A positron emission tomography apparatus based on liquid xenon with time of flight applications

This project presents a new technology for detectors used in positron emission tomography (PET), based on liquid xenon instead of current scintillator crystals. The xenon scintillation light is read out by silicon photomultipliers and low power, low noise customized integrated circuits for time of flight applications. Liquid xenon presents several potential advantages compared to the current technology, such as an excellent energy resolution at the energy relevant for PET, high light yield, fast scintillation time, the possibility of providing a more homogeneous response and cost reduction. This technology can improve the reconstructed image quality, therefore bring a reduction of the exposure time of the patient. Moreover, a reduction in the cost would make a full-body PET – very expensive – more affordable and make it possible to have more full-body scanners in hospitals.
The prototype built in this project pointed to an excellent energy resolution, very competitive with the current commercial PET scanners, and a time of resolution which makes it possible to use Time-Of-Flight in the device. Both these caractheristics (energy and time resolution) contribute to a reduction of the noise in the image reconstruction, therefore providing better images in less time.

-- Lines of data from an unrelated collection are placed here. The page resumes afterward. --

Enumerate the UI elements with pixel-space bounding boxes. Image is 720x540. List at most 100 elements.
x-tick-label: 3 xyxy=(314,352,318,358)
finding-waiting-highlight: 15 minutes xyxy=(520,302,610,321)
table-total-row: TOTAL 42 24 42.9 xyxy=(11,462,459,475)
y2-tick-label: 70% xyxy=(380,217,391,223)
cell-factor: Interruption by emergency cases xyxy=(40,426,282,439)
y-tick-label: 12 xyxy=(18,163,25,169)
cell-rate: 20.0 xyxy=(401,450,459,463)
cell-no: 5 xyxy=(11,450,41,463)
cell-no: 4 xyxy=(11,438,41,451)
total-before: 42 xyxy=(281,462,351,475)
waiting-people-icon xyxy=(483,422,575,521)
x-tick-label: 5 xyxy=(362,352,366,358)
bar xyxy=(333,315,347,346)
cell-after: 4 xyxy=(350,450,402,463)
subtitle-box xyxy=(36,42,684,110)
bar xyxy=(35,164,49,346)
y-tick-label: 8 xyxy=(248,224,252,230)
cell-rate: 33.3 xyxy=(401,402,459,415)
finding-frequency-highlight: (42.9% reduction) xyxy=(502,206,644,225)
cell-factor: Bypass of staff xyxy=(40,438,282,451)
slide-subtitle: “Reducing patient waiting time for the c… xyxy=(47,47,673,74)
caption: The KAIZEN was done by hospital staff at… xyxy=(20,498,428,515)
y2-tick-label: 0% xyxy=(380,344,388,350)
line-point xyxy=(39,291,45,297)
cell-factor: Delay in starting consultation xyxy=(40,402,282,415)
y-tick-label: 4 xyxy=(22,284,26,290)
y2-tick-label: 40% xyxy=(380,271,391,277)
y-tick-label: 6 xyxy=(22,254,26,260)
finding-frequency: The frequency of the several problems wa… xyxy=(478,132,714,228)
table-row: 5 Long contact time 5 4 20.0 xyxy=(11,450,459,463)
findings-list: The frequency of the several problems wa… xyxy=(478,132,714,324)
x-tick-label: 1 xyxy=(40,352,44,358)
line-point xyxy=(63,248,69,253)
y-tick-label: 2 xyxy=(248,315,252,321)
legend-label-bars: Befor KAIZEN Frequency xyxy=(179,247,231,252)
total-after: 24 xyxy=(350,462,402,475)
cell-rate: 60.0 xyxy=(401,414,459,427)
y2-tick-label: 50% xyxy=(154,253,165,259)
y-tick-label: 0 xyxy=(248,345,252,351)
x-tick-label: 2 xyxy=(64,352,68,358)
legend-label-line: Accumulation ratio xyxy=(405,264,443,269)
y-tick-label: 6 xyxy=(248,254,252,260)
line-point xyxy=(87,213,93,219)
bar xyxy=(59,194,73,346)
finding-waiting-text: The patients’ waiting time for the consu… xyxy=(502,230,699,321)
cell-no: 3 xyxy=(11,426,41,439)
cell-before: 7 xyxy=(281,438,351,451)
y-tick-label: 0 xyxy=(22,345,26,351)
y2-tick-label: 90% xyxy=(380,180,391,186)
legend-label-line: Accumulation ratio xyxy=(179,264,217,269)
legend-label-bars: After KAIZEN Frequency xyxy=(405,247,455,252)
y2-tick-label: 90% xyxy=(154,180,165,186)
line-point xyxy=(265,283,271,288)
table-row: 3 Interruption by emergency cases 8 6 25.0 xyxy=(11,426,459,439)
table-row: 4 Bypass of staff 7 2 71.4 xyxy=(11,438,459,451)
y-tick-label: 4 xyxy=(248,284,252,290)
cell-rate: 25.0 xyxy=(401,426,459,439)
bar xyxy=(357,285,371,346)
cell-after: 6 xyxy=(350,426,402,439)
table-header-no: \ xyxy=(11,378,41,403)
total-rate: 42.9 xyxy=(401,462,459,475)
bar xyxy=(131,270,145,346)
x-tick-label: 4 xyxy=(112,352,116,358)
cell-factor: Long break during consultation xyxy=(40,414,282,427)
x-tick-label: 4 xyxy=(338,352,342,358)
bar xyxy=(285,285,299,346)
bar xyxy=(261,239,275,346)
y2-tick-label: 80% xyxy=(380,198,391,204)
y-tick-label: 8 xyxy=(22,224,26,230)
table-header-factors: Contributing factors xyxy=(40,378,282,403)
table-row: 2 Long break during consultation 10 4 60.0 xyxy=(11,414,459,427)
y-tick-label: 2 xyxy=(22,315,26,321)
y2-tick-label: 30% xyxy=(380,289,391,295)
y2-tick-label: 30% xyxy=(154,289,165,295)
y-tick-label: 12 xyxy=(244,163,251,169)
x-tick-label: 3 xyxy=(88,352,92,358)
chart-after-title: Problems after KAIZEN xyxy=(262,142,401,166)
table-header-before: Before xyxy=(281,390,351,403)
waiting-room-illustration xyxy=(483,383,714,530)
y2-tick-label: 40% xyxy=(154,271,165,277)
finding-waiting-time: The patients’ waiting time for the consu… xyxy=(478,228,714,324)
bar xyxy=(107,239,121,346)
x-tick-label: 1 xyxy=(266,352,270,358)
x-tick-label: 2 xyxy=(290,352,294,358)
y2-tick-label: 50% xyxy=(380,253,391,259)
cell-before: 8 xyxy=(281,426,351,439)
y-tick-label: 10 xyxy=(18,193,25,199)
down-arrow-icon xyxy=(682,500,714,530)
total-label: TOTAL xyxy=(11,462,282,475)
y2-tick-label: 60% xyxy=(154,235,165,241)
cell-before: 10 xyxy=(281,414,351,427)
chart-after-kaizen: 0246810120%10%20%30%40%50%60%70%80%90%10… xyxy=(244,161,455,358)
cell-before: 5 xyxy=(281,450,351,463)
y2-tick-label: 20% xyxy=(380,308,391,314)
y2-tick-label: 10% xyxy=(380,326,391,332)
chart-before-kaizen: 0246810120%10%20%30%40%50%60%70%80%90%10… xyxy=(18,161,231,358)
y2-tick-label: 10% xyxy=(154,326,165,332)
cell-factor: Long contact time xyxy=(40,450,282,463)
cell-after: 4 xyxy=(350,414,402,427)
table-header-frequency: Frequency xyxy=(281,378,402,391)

The aim of the protoype built in the project is to perform the measurement of energy and time resolution achievable in a liquid xenon PET scanner. It consists of an aluminum box filled with LXe, with two arrays of SiPMs on opposite sides, which read out the scintillation light produced by a Na-22 calibration source placed in the middle. While some components of the prototype were purchased as commercial solutions, for instance, the cryocooler that liquefies xenon or the gas filter, most of them were designed specifically for this application. They include the gas system for the recirculation and purification of the gas, the vacuum vessel for thermal isolation, and the thermal links that connect the cryocooler with the xenon container and keep the temperature gradients under control. Especially crucial are the feedthroughs, which must bear high thermal stress and provide tightness to vacuum and liquid xenon pressure. A dedicated DAQ system was also developed, which reads the output of the ASICs that digitize the signal and distribute and synchronize signals from different ASICs. During the duration of the project, we tested the system, proving its excellent stability in the different phases of operation (filling, recirculation, data taking, recovery) and we characterised the full electronic chain and evaluated different kinds of SiPMs. After that, we measured the energy resolution using only scintillation light, achieving very good results for 511-keV gammas in liquid xenon. While this measurement needs to be refined, the first results already point to an excellent performance for liquid xenon, compared to the current state-of-the-art.
We have also measured the time resolution of liquid xenon, obtaining a result which is very competitive with the current commercial PET scanners. Excellent time and energy resolutions improve the quality of the images, allowing for achieving better images in less time.
At the same time, software tools for simulation, reconstruction and analysis were developed and Monte Carlo simulations were carried out, to guide the decisions on the design of the prototype and to study large-scale PET scanners to demonstrate the potential of the concept.

The performance of a full-body PET scanner was also studied, in particular we started to apply image reconstruction algorithms to the Monte Carlo simulation of a body-size PET. A first study was published, which assesses the attainable precision in the determination of the gamma interaction with a detector based in the PETALO concept. Moreover, we obtained a spatial resolution in the reconstructed image of around 1 mm for one point, a first proof the feasibility of the technology.

The results of this project demonstrate that liquid xenon has the potential to compete with scintillating crystals, both in terms of energy and time resolution. Therefore, it is an interesting alternative, which presents some advantages (such as lower complexity and higher homogeneity), and some drawbacks (such as the current market price for xenon, severly affected by geopolitical circunstances).